In a YDSE a parallel beam of light of wavelength $6000\stackrel{°}{\mathrm{A}}$ is incident on slits at angle of incidence $30°$. $A$ and $B$ are two thin transparent films each of refractive index $1.5$. Thickness of $A$ is $20.4 \mathrm{\mu m}$. Light coming through $A$ and $B$ have intensities $I$ and $4I$ respectively on the screen. Intensity at point $O$ which is symmetric relative to the slits is $3I$. The central maxima is above $O$.
(i) What is the maximum thickness of $B$ to do so.  Assuming thickness of $B$ to be that found in part (i) answer the following parts.
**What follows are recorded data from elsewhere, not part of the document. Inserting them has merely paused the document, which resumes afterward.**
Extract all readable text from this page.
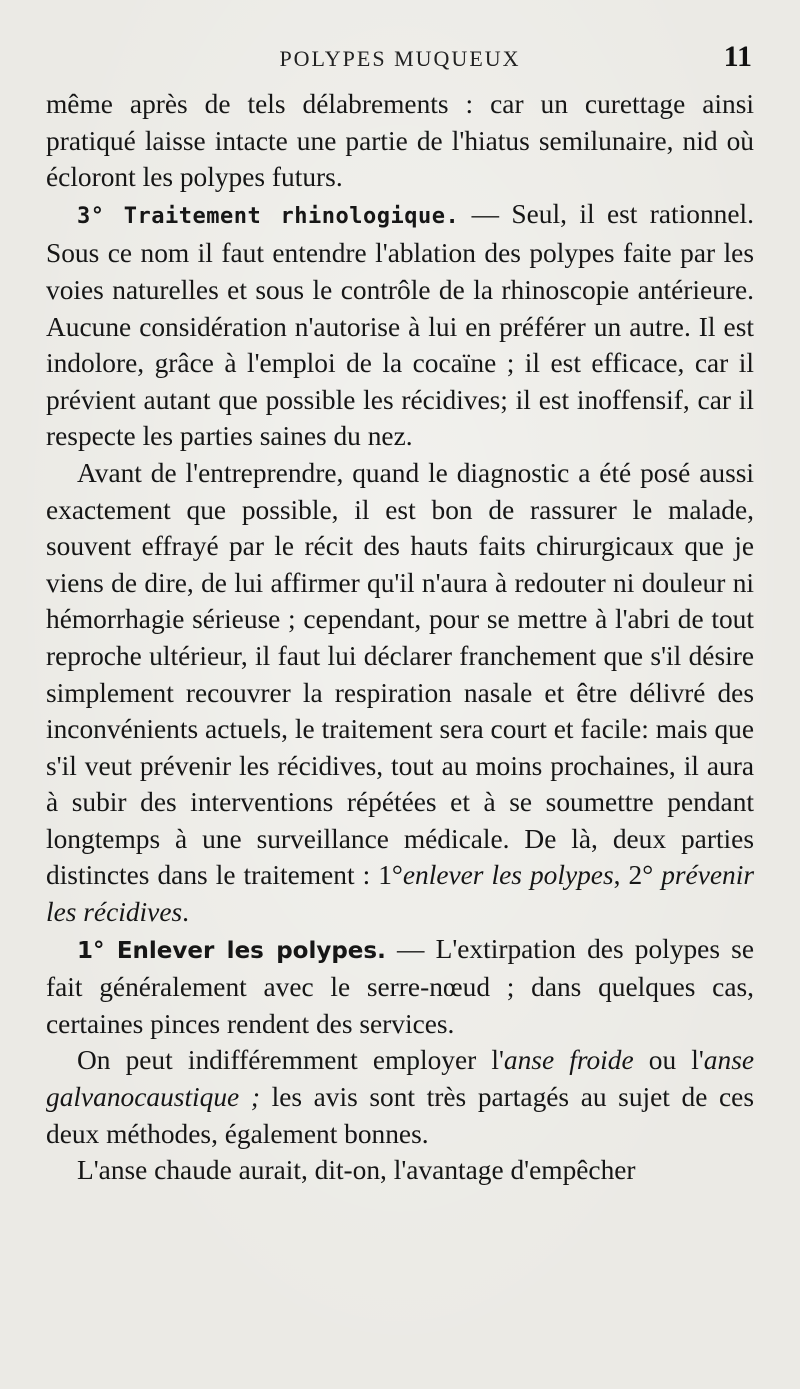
POLYPES MUQUEUX	11

même après de tels délabrements : car un curettage ainsi pratiqué laisse intacte une partie de l'hiatus semilunaire, nid où écloront les polypes futurs.

3° Traitement rhinologique. — Seul, il est rationnel. Sous ce nom il faut entendre l'ablation des polypes faite par les voies naturelles et sous le contrôle de la rhinoscopie antérieure. Aucune considération n'autorise à lui en préférer un autre. Il est indolore, grâce à l'emploi de la cocaïne ; il est efficace, car il prévient autant que possible les récidives; il est inoffensif, car il respecte les parties saines du nez.

Avant de l'entreprendre, quand le diagnostic a été posé aussi exactement que possible, il est bon de rassurer le malade, souvent effrayé par le récit des hauts faits chirurgicaux que je viens de dire, de lui affirmer qu'il n'aura à redouter ni douleur ni hémorrhagie sérieuse ; cependant, pour se mettre à l'abri de tout reproche ultérieur, il faut lui déclarer franchement que s'il désire simplement recouvrer la respiration nasale et être délivré des inconvénients actuels, le traitement sera court et facile: mais que s'il veut prévenir les récidives, tout au moins prochaines, il aura à subir des interventions répétées et à se soumettre pendant longtemps à une surveillance médicale. De là, deux parties distinctes dans le traitement : 1°enlever les polypes, 2° prévenir les récidives.

1° Enlever les polypes. — L'extirpation des polypes se fait généralement avec le serre-nœud ; dans quelques cas, certaines pinces rendent des services.

On peut indifféremment employer l'anse froide ou l'anse galvanocaustique ; les avis sont très partagés au sujet de ces deux méthodes, également bonnes.

L'anse chaude aurait, dit-on, l'avantage d'empêcher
(ii) Find fringe width, maximum intensity and minimum intensity on screen.

(iii) Distance of the nearest minima from $O$.

(iv) Intensity at $5 \mathrm{cm}$ on either side of $O$.
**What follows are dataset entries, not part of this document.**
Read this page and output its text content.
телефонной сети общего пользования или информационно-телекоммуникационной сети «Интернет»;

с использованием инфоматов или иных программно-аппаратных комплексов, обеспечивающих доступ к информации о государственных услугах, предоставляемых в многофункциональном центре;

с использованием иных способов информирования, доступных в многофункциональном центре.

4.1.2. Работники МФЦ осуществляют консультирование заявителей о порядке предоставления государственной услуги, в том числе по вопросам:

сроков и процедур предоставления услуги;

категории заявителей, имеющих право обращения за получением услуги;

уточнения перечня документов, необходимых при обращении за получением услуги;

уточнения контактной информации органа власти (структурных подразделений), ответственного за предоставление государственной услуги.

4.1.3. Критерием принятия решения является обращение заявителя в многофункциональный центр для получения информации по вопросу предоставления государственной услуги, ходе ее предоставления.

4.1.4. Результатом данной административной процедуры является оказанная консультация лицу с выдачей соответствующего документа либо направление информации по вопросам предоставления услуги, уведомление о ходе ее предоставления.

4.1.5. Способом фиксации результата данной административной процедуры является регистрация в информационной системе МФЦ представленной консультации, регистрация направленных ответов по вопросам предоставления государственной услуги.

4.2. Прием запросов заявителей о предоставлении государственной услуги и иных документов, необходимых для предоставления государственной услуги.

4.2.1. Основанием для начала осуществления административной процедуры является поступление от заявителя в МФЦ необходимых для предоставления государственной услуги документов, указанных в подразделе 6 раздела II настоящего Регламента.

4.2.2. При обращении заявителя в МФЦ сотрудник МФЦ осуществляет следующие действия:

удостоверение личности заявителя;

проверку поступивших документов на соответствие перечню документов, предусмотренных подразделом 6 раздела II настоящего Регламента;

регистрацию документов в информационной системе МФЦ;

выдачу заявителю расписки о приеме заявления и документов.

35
A screen is at a distance $D=80 \mathrm{cm}$ from a diaphragm having two narrow slits $S_1$ and $S_2$ which are $d=2 \mathrm{mm}$ apart. Slit $S_1$ is covered by a transparent sheet of thickness $t_1=2.5 \mathrm{\mu m}$ and $S_2$ by another sheet of thickness $t_2=1.25 \mathrm{\mu m}$ as shown in figure. Both sheets are made of same material having refractive index $\mu =1.40$.

Water is filled in space between the diaphragm and screen. A monochromatic light beam of wavelength $\mathrm{\lambda }=5000 \stackrel{°}{\mathrm{A}}$ is incident normally on the diaphragm. Assuming intensity of beam to be uniform and slits of equal width, calculate ratio of intensity at C to maximum intensity of interference pattern obtained on the screen, where $C$ is foot of perpendicular bisector of $S_1{S}_2$. (Refractive index of water, ${\mathrm{\mu }}_{\mathrm{w}}=\frac{4}{3}$ )
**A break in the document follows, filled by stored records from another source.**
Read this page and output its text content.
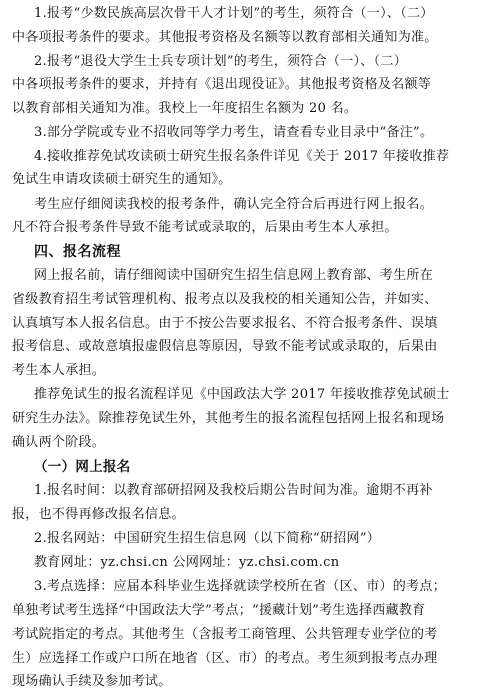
1.报考“少数民族高层次骨干人才计划”的考生，须符合（一）、（二）
中各项报考条件的要求。其他报考资格及名额等以教育部相关通知为准。
2.报考“退役大学生士兵专项计划”的考生，须符合（一）、（二）
中各项报考条件的要求，并持有《退出现役证》。其他报考资格及名额等
以教育部相关通知为准。我校上一年度招生名额为 20 名。
3.部分学院或专业不招收同等学力考生，请查看专业目录中“备注”。
4.接收推荐免试攻读硕士研究生报名条件详见《关于 2017 年接收推荐
免试生申请攻读硕士研究生的通知》。
考生应仔细阅读我校的报考条件，确认完全符合后再进行网上报名。
凡不符合报考条件导致不能考试或录取的，后果由考生本人承担。
四、报名流程
网上报名前，请仔细阅读中国研究生招生信息网上教育部、考生所在
省级教育招生考试管理机构、报考点以及我校的相关通知公告，并如实、
认真填写本人报名信息。由于不按公告要求报名、不符合报考条件、误填
报考信息、或故意填报虚假信息等原因，导致不能考试或录取的，后果由
考生本人承担。
推荐免试生的报名流程详见《中国政法大学 2017 年接收推荐免试硕士
研究生办法》。除推荐免试生外，其他考生的报名流程包括网上报名和现场
确认两个阶段。
（一）网上报名
1.报名时间：以教育部研招网及我校后期公告时间为准。逾期不再补
报，也不得再修改报名信息。
2.报名网站：中国研究生招生信息网（以下简称“研招网”）
教育网址：yz.chsi.cn 公网网址：yz.chsi.com.cn
3.考点选择：应届本科毕业生选择就读学校所在省（区、市）的考点；
单独考试考生选择“中国政法大学”考点；“援藏计划”考生选择西藏教育
考试院指定的考点。其他考生（含报考工商管理、公共管理专业学位的考
生）应选择工作或户口所在地省（区、市）的考点。考生须到报考点办理
现场确认手续及参加考试。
Two plane mirrors, a source $S$ of light, emitting monochromatic rays of wavelength $\lambda$ and a screen are arranged as shown in figure. If angle $\theta$ is very small, calculate fringe width of the interference pattern formed by reflected rays.

Two parallel beams of light $P$ and $Q$ (separation $d$) containing radiations of wavelengths $4000\stackrel{°}{\mathrm{A}}$ and $5000\stackrel{°}{\mathrm{A}}$ (which are mutually coherent in each wavelength separately) are incident normally on a prism as shown in figure The refractive index of the prism as a function of wavelength is given by the relation, $\mu \left(\lambda \right)=1.20+\frac{b}{{\lambda }^2}$, where $\lambda$ is in $\stackrel{°}{\mathrm{A}}$ and $b$ is a positive constant.

The value of $b$ is such that the condition for total reflection at the face $AC$ is just satisfied for one wavelength and is not satisfied for the other. A convergent lens is used to bring these transmitted beams into focus. If the intensities of the upper and the lower beams immediately after transmission from the face $AC$, are $4I$ and $I$ respectively, find the resultant intensity at the focus.

A narrow monochromatic beam of light of intensity $I$ is incident on a glass plate as shown in figure. Another identical glass plate is kept close to the first one & parallel to it. Each glass plate reflects $25\%$ of the light incident on it & transmits the remaining. Find the ratio of the minimum & the maximum intensities in the interference pattern formed by the two beams obtained after one reflection at each plate.

Monochromatic radiation of wavelength ${\lambda }_1=3000\stackrel{.}{A}$ f falls on a photocell operating in saturating mode. The corresponding spectral sensitivity of photocell is $J=4.8\times {10}^{-3} \frac{A}{W}$. When another monochromatic radiation of wavelength ${\lambda }_2=1650\stackrel{.}{A}$ and power $P=5\times {10}^{-3} W$ is incident, it is found that maximum velocity of photoelectrons increases $n=2$ times. Assuming efficiency of photoelectron generation per incident photon to be same for both the cases, calculate

(i) threshold wavelength for the cell.

(ii) saturation current in second case.